Then There's This: Even More Reason to Buy Local
City may reinstate indie biz group's funding after breaking contract
In the larger scheme of a city budget, $60,800 to help market Austin's local business community is chump change compared to the millions the city doles out each year in economic development incentives. Next year, for example, the city is projected to spend $17.6 million in economic incentives, up from $10.8 million in the 2012-2013 budget year.
Against this backdrop of big-money giveaways, the Austin Independent Business Alliance has spent most of this year in a quiet wrangle with staff over the city's decision to torpedo the group's five-year funding contract just seven months before it was set to expire. Now, after a good deal of negotiations, followed by a flurry of letters from local business owners to Council members last week, the wayward conflict may finally be resolved today (Aug. 22) pending a Council vote.
Council is expected to approve restoration of AIBA's funding in the form of a new nine-month contract for $50,000 to help manage and support eight specially designated IBIZ districts – shorthand for Independent Business Investment Zones. The funding is already budgeted in the city's 2012-2013 fiscal package and does not require digging around for more dollars to add to the 2014 till. Council Member Laura Morrison, who has also spent the better part of the year trying to negotiate a resolution on this matter, is sponsoring the measure along with CM Bill Spelman.
AIBA was in its fifth and final year of an agreement that was due to end on a positive note in September. Instead, the city's Small Business Development Program pulled the plug early, without providing AIBA with a contractually required 30-day notice. According to AIBA Executive Director Rebecca Melançon, a representative of the city's SBDP notified her in April that their contract had been canceled in February. That explained why AIBA had not received outstanding reimbursements for marketing expenditures, but the sudden breakup caught Melançon and her board flat-footed. Where would they get the funds to cover their marketing and outreach expenses?
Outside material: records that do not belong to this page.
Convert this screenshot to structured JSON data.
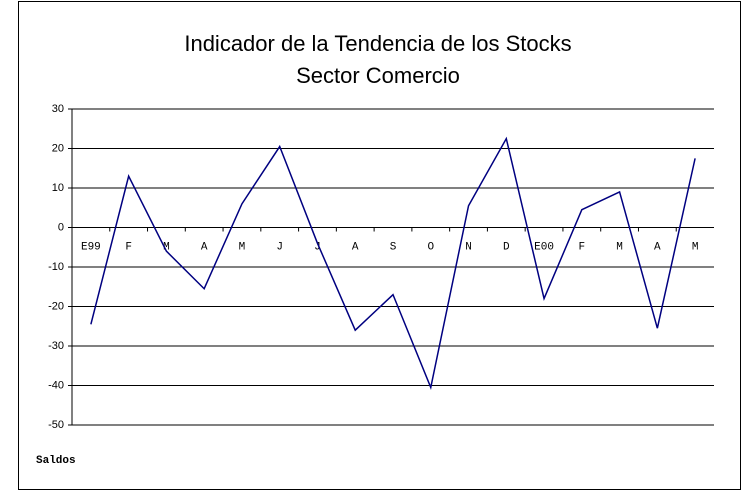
{
  "chart_data": {
    "type": "line",
    "title": "Indicador de la Tendencia de los Stocks",
    "subtitle": "Sector Comercio",
    "ylabel": "Saldos",
    "categories": [
      "E99",
      "F",
      "M",
      "A",
      "M",
      "J",
      "J",
      "A",
      "S",
      "O",
      "N",
      "D",
      "E00",
      "F",
      "M",
      "A",
      "M"
    ],
    "series": [
      {
        "color": "#000080",
        "values": [
          -24.5,
          13,
          -6,
          -15.5,
          6,
          20.5,
          -4,
          -26,
          -17,
          -40.5,
          5.5,
          22.5,
          -18,
          4.5,
          9,
          -25.5,
          17.5
        ]
      }
    ],
    "ylim": [
      -50,
      30
    ],
    "yticks": [
      -50,
      -40,
      -30,
      -20,
      -10,
      0,
      10,
      20,
      30
    ],
    "grid": true
  }
}
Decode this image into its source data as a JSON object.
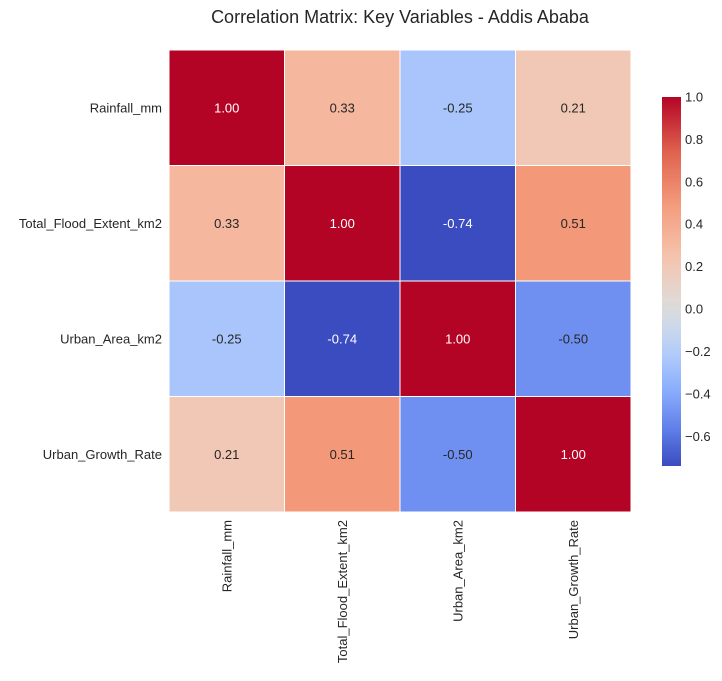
{
  "chart_data": {
    "type": "heatmap",
    "title": "Correlation Matrix: Key Variables - Addis Ababa",
    "row_labels": [
      "Rainfall_mm",
      "Total_Flood_Extent_km2",
      "Urban_Area_km2",
      "Urban_Growth_Rate"
    ],
    "col_labels": [
      "Rainfall_mm",
      "Total_Flood_Extent_km2",
      "Urban_Area_km2",
      "Urban_Growth_Rate"
    ],
    "values": [
      [
        1.0,
        0.33,
        -0.25,
        0.21
      ],
      [
        0.33,
        1.0,
        -0.74,
        0.51
      ],
      [
        -0.25,
        -0.74,
        1.0,
        -0.5
      ],
      [
        0.21,
        0.51,
        -0.5,
        1.0
      ]
    ],
    "cell_labels": [
      [
        "1.00",
        "0.33",
        "-0.25",
        "0.21"
      ],
      [
        "0.33",
        "1.00",
        "-0.74",
        "0.51"
      ],
      [
        "-0.25",
        "-0.74",
        "1.00",
        "-0.50"
      ],
      [
        "0.21",
        "0.51",
        "-0.50",
        "1.00"
      ]
    ],
    "colormap": "coolwarm",
    "colorbar": {
      "range": [
        -0.74,
        1.0
      ],
      "ticks": [
        1.0,
        0.8,
        0.6,
        0.4,
        0.2,
        0.0,
        -0.2,
        -0.4,
        -0.6
      ],
      "tick_labels": [
        "1.0",
        "0.8",
        "0.6",
        "0.4",
        "0.2",
        "0.0",
        "−0.2",
        "−0.4",
        "−0.6"
      ]
    }
  }
}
By most accounts, the reasons for the annulment seem extraordinarily petty and apparently stem from a control issue over the commercial success of the group's eight IBIZ districts, which AIBA launched in 2004. The city began its partnership with the IBIZ endeavor in 2008, starting with a $64,000 boost, which was later cut to $60,800 as part of a citywide belt-tightening during the downturn. The IBIZ districts include the following areas: North Drag (Guadalupe from 29th to 32nd streets); East End (East 11th from I-35 to Navasota), South Lamar (from Goodrich to Oltorf), North Loop (from Avenue F to Chesterfield), South First (from Barton Springs Road to Oltorf), West Lynn (from Sixth to 13th streets), East Sixth (from I-35 to Comal), and Lo-Burn (Burnet Road from 45th to North Loop).
Looking back in time, the first clue of a break in relations between AIBA and SBDP came in the fall of 2011, when the IBIZ district concept won an award from the International Economic Development Council. City economic development officials trumpeted the award in a press release – with no mention of AIBA as the creator of IBIZ – and then trotted out to North Carolina to received the award at the international group's annual conference. Shortly thereafter, AIBA obtained a registered trademark for IBIZ.
Once it was clear that AIBA couldn't achieve resolution on its own, Melançon asked CM Morrison for help. Morrison said an Aug. 5 letter from the city law department convinced her that there was no legal mechanism for reinstating the original AIBA contract because it had already been canceled. That's when she decided to move forward with a new contract. "Hopefully this will get things back on track," Morrison said.
Assuming the new agreement wins approval at Council, that still leaves the question of whether AIBA and SBDP will be able to patch up their marriage – at least for the next nine months of the contract.